Eckart Henzler ist einer der wenigen kommerziellen Hersteller von handgeschnitzten Holztieren in Deutschland. Auch Weihnachtskrippen und Baumstamm-Bücher entstehen in der Werkstatt in Erlach.
„Es ist eine Freude zu sehen, wie Kinder mit den geschnitzten Holztierchen spielen, wie sie die weichen und warmen Formen in den Händen halten und immer wieder neu zusammenstellen“, sagt Eckart Henzler. Die geschnitzten Tiere – darunter Fuchs, Hase und Igel, Vertreter aus den afrikanischen Grassteppen, die Meeresbewohner Delphin, Wal, Krake oder Seehund und Robbe – schmiegen sich wie von selbst in die Hand. Glatt, geschmeidig und warm fühlt sich das kleine schwarze Krokodil an, das große Maul scheint fast zu lächeln. Das Tier aus gebeiztem Lindenholz schmeichelt der Hand. Die Formen sind einfach und harmonisch. Gerade wegen der nicht vorhandenen Details kommt das Wesen der Tiere zum Vorschein. „Das darf auch ‚süß‘ sein, aber nie komisch oder verniedlichend“, so Eckart Henzler. Das Holzspielzeug trage dazu bei, dass Kinder die Tiere und Natur schätzen lernen. Die Wärme des Holzes, die geschliffene aber nicht strukturlose Oberfläche lassen die Figuren in der Hand nahezu lebendig werden. „Es fällt leicht, sie lieb zu haben, auch über viele Jahre hinweg.“
Seine Figuren entwirft der studierte Kunsttherapeut selbst. Ob Erlenholz direkt von den Bäumen am Ufer der Weismain, das farbige Holz von Kirsch- und Walnussbäumen, Brennholz oder morsches Holz, „nichts ist vor meinen Händen sicher. Ich bin glücklich, wenn ich etwas schaffe, etwas Schönes, das Freude macht“. Eckart Henzler ist sich sicher, „der Mensch will kreativ sein und die Hände wollen etwas schaffen“.
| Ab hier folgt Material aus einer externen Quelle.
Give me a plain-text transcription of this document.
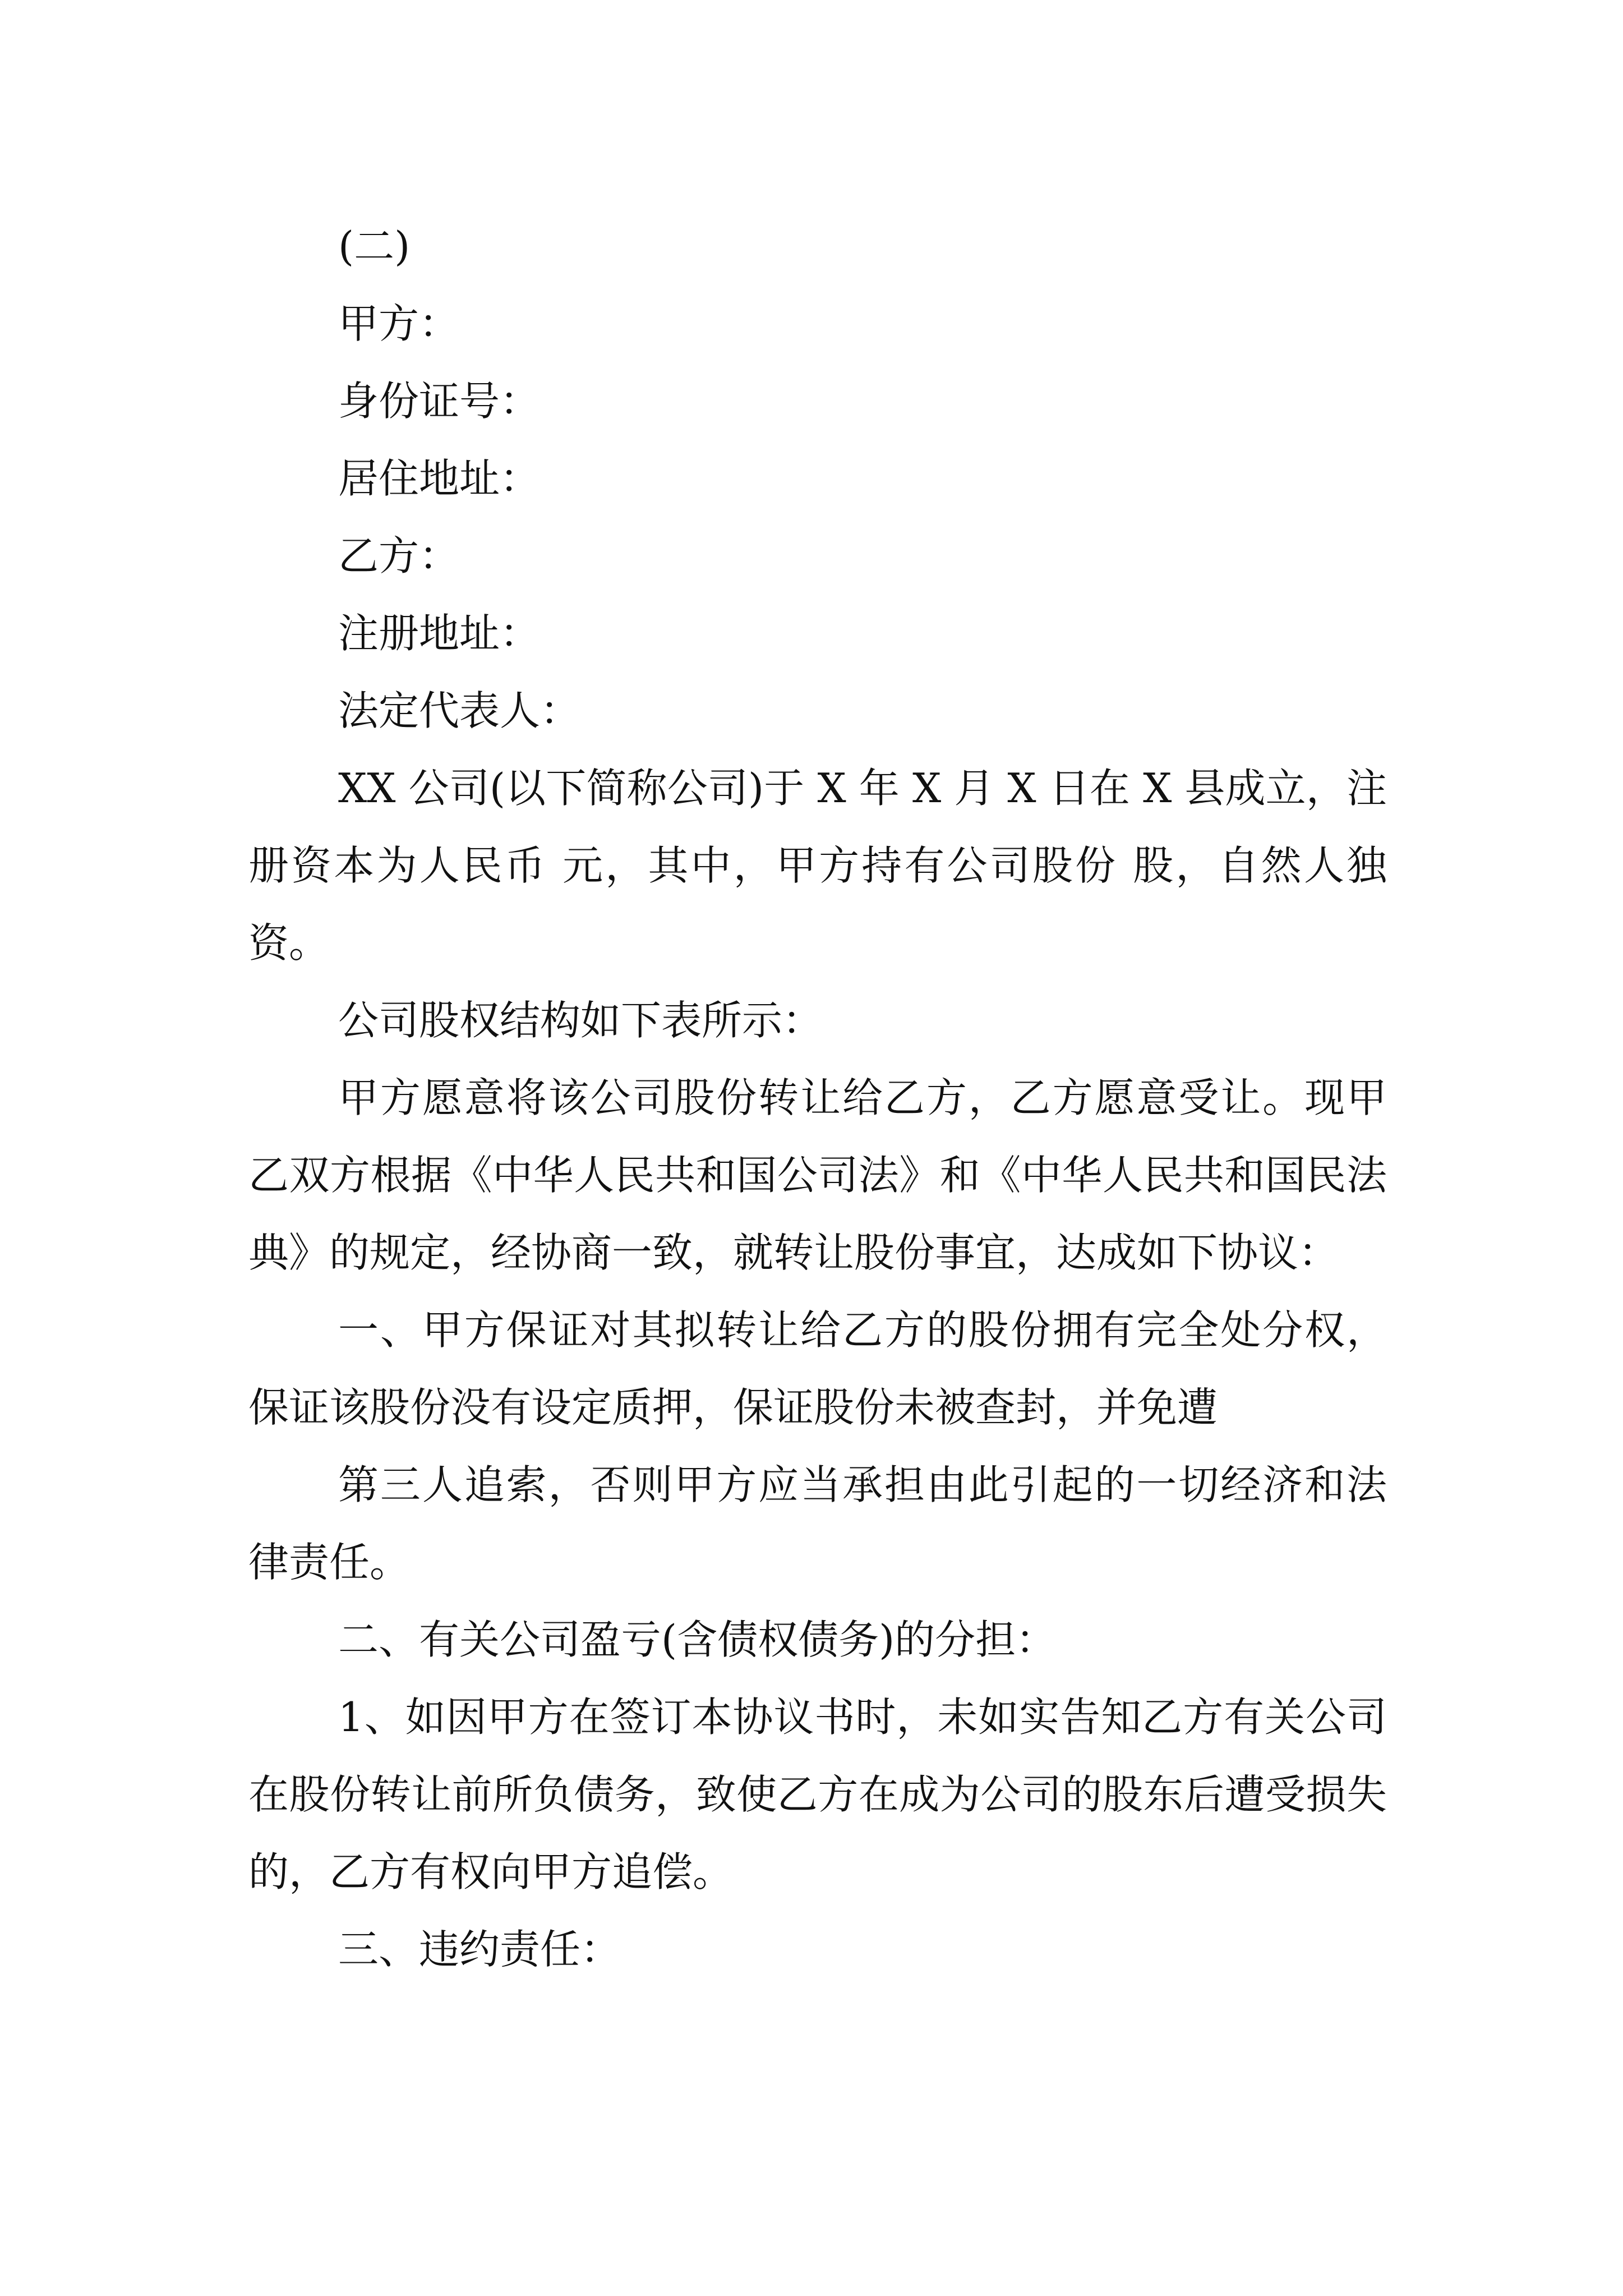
(二)

甲方：

身份证号：

居住地址：

乙方：

注册地址：

法定代表人：

XX 公司(以下简称公司)于 X 年 X 月 X 日在 X 县成立，注册资本为人民币 元，其中，甲方持有公司股份 股，自然人独资。

公司股权结构如下表所示：

甲方愿意将该公司股份转让给乙方，乙方愿意受让。现甲乙双方根据《中华人民共和国公司法》和《中华人民共和国民法典》的规定，经协商一致，就转让股份事宜，达成如下协议：

一、甲方保证对其拟转让给乙方的股份拥有完全处分权，保证该股份没有设定质押，保证股份未被查封，并免遭

第三人追索，否则甲方应当承担由此引起的一切经济和法律责任。

二、有关公司盈亏(含债权债务)的分担：

1、如因甲方在签订本协议书时，未如实告知乙方有关公司在股份转让前所负债务，致使乙方在成为公司的股东后遭受损失的，乙方有权向甲方追偿。

三、违约责任：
Bei den „Tieren in den Felsen“ handelt sich natürlich nicht um echte Felsen oder Steine. Vielmehr schnitzt Eckart Henzler diese Motive aus Buchenholz heraus. Es ist sogenanntes gestocktes Holz. In den Wäldern der Umgebung des Erlacher Hofes liegen oft umgestürzte Buchen. Nach einigen Jahren auf dem feuchten Waldboden, beginnen Pilze, die Stämme zu zersetzen. „Solche Stämme muss ich finden, trocknen und spalten, bis ich diese interessant gemusterten Bruchstücke erhalte. Mutter Natur ist also die Künstlerin, die für diese Zeichnung verantwortlich ist.“
Durch das Trocknen wird der Verfall gestoppt und dann beginnt das Sägen, Schnitzen und Schleifen. Diese Tierfiguren sind nicht als Kinderspielzeug gedacht. Das Holz ist durch den Prozess teilweise geschwächt und ist nicht mehr so stabil wie frisches Buchenholz. Darum sprechen diese Figuren Holz-Liebhaber an, die schöne natürliche Formen und Zeichnungen, schätzen.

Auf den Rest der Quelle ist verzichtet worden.